I am neither a politician, nor speaking for any, but here's my take on this:
When I was a kid my brothers and I and our friends wandered all over the City of Albany, on foot or by bike. All the way out New Scotland to the Normanskill, down to the Palace, to Lincoln Pool, and even out Central to look at cars. Older kids supervised younger, and if they didn't there'd be hell to pay. Our parents always knew where we were and what we were doing, if they weren't immediately nearby. Parents talked to and helped other parents, and strangers would help a lost kid get home. Older members of the extended network of family and friends assumed quasi-parental roles. Albany was a safe city for families and kids.
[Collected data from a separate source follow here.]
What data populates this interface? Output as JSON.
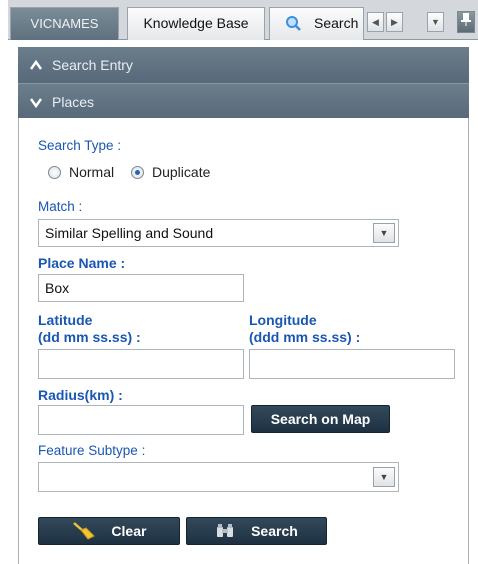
{
  "tabs": {
    "vicnames": "VICNAMES",
    "knowledge_base": "Knowledge Base",
    "search": "Search"
  },
  "accordion": {
    "search_entry": "Search Entry",
    "places": "Places"
  },
  "form": {
    "search_type_label": "Search Type :",
    "radio_normal": "Normal",
    "radio_duplicate": "Duplicate",
    "selected_type": "Duplicate",
    "match_label": "Match :",
    "match_value": "Similar Spelling and Sound",
    "place_name_label": "Place Name :",
    "place_name_value": "Box",
    "latitude_label_1": "Latitude",
    "latitude_label_2": "(dd mm ss.ss) :",
    "latitude_value": "",
    "longitude_label_1": "Longitude",
    "longitude_label_2": "(ddd mm ss.ss) :",
    "longitude_value": "",
    "radius_label": "Radius(km) :",
    "radius_value": "",
    "search_on_map": "Search on Map",
    "feature_subtype_label": "Feature Subtype :",
    "feature_subtype_value": "",
    "clear_button": "Clear",
    "search_button": "Search"
  },
  "icons": {
    "search_tab": "magnifier-icon",
    "clear": "broom-icon",
    "search": "binoculars-icon",
    "pin": "pin-icon"
  }
}
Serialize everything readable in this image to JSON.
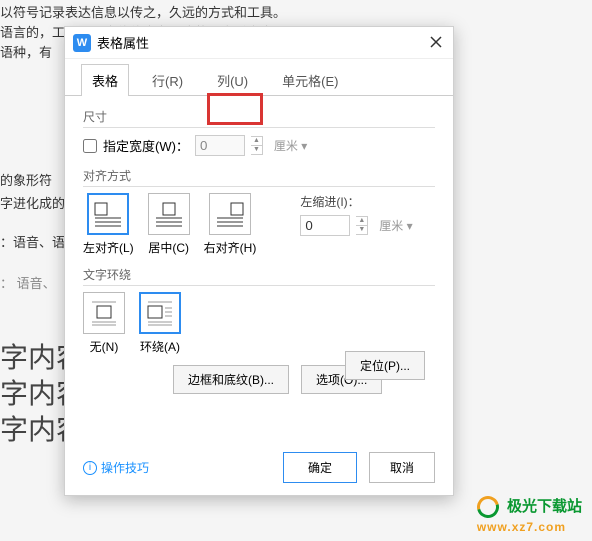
{
  "background": {
    "line1": "以符号记录表达信息以传之，久远的方式和工具。",
    "line2": "语言的，工具，人类往往先有口头的语言后产生面",
    "line3": "语种，有",
    "line4": "的象形符",
    "line5": "字进化成的",
    "line6": "：语音、语",
    "line7": "： 语音、",
    "cell1": "字内容",
    "cell2": "字内容",
    "cell3": "字内容"
  },
  "dialog": {
    "title": "表格属性",
    "tabs": {
      "table": "表格",
      "row": "行(R)",
      "column": "列(U)",
      "cell": "单元格(E)"
    },
    "size": {
      "legend": "尺寸",
      "specify_width": "指定宽度(W)：",
      "width_value": "0",
      "width_unit": "厘米"
    },
    "align": {
      "legend": "对齐方式",
      "left": "左对齐(L)",
      "center": "居中(C)",
      "right": "右对齐(H)",
      "indent_label": "左缩进(I)：",
      "indent_value": "0",
      "indent_unit": "厘米"
    },
    "wrap": {
      "legend": "文字环绕",
      "none": "无(N)",
      "around": "环绕(A)"
    },
    "buttons": {
      "position": "定位(P)...",
      "border_shading": "边框和底纹(B)...",
      "options": "选项(O)...",
      "tips": "操作技巧",
      "ok": "确定",
      "cancel": "取消"
    }
  },
  "watermark": {
    "name": "极光下载站",
    "url": "www.xz7.com"
  }
}
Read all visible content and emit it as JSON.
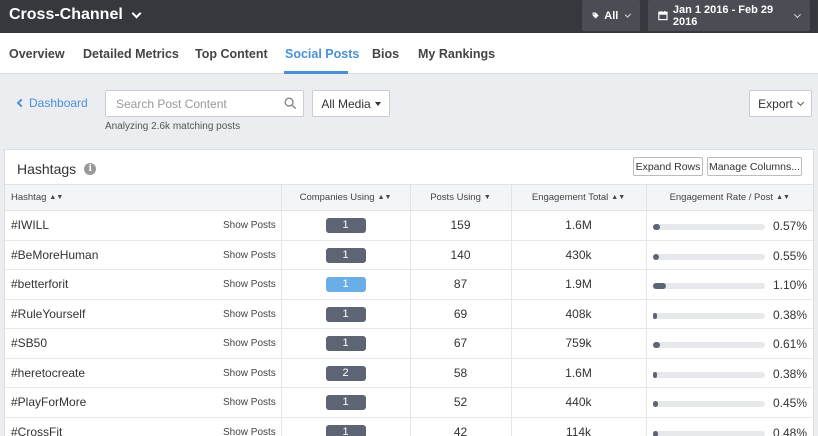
{
  "topbar": {
    "title": "Cross-Channel",
    "filter_label": "All",
    "date_range": "Jan 1 2016 - Feb 29 2016"
  },
  "tabs": [
    {
      "label": "Overview",
      "active": false
    },
    {
      "label": "Detailed Metrics",
      "active": false
    },
    {
      "label": "Top Content",
      "active": false
    },
    {
      "label": "Social Posts",
      "active": true
    },
    {
      "label": "Bios",
      "active": false
    },
    {
      "label": "My Rankings",
      "active": false
    }
  ],
  "toolbar": {
    "back_label": "Dashboard",
    "search_placeholder": "Search Post Content",
    "media_label": "All Media",
    "analyzing_text": "Analyzing 2.6k matching posts",
    "export_label": "Export"
  },
  "panel": {
    "title": "Hashtags",
    "expand_label": "Expand Rows",
    "manage_label": "Manage Columns..."
  },
  "table": {
    "columns": [
      "Hashtag",
      "Companies Using",
      "Posts Using",
      "Engagement Total",
      "Engagement Rate / Post"
    ],
    "show_posts_label": "Show Posts",
    "rows": [
      {
        "hashtag": "#IWILL",
        "companies": "1",
        "posts": "159",
        "engagement": "1.6M",
        "rate": "0.57%",
        "rate_fraction": 0.057,
        "highlight": false
      },
      {
        "hashtag": "#BeMoreHuman",
        "companies": "1",
        "posts": "140",
        "engagement": "430k",
        "rate": "0.55%",
        "rate_fraction": 0.055,
        "highlight": false
      },
      {
        "hashtag": "#betterforit",
        "companies": "1",
        "posts": "87",
        "engagement": "1.9M",
        "rate": "1.10%",
        "rate_fraction": 0.11,
        "highlight": true
      },
      {
        "hashtag": "#RuleYourself",
        "companies": "1",
        "posts": "69",
        "engagement": "408k",
        "rate": "0.38%",
        "rate_fraction": 0.038,
        "highlight": false
      },
      {
        "hashtag": "#SB50",
        "companies": "1",
        "posts": "67",
        "engagement": "759k",
        "rate": "0.61%",
        "rate_fraction": 0.061,
        "highlight": false
      },
      {
        "hashtag": "#heretocreate",
        "companies": "2",
        "posts": "58",
        "engagement": "1.6M",
        "rate": "0.38%",
        "rate_fraction": 0.038,
        "highlight": false
      },
      {
        "hashtag": "#PlayForMore",
        "companies": "1",
        "posts": "52",
        "engagement": "440k",
        "rate": "0.45%",
        "rate_fraction": 0.045,
        "highlight": false
      },
      {
        "hashtag": "#CrossFit",
        "companies": "1",
        "posts": "42",
        "engagement": "114k",
        "rate": "0.48%",
        "rate_fraction": 0.048,
        "highlight": false
      }
    ]
  },
  "colors": {
    "accent": "#4a90d9",
    "badge": "#5d6473",
    "badge_highlight": "#6aaee8",
    "topbar": "#35383d"
  }
}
After the Projects were built in the South End, particularly those by Lincoln Park, that part of the city became off limits. It is probably foolhardy to put lots of unsupervised kids of similar situation in one place and believe they won't take it over and identify it as their turf, and defend it to the extent and limitation of their juvenile ability to reason. This housing pattern has been replicated successively, by governmental largess and stupidity, to several sections of the city, and the consequence is what we see in the papers. The consequence is amplified and made violent by the relentless destruction of the family by the Social Democrats in search of a patronage-plus easy fix outside of the moral and cultural constraints of family. Acknowledgement of the value, competence, and potential of each human being, and the social validation of the inherent human ability to reason and do the right thing, whatever the circumstances, is a central cultural rule, but not for the Democratic Party.
I do not doubt that the destruction of the family, and the role of fathers, by the corrosive culture of the Welfare State, is the predominant cause of what is going on in Albany, and around the country. We have allowed the Plantation Politics of the Democratic Party to destroy our cities, and the lives of our neighbors.
Are there sufficient able men and women in the challenged sections of the city to identify and take the children of their community, as necessary, these short distances to safe and constructive activity each day? If so (and I believe -- know -- that there are), do it. In the process you will find out which kids resist constructive and structured activity, and that is useful information.
If there are no adults left, then no $100,000 transportation program will change a damn thing.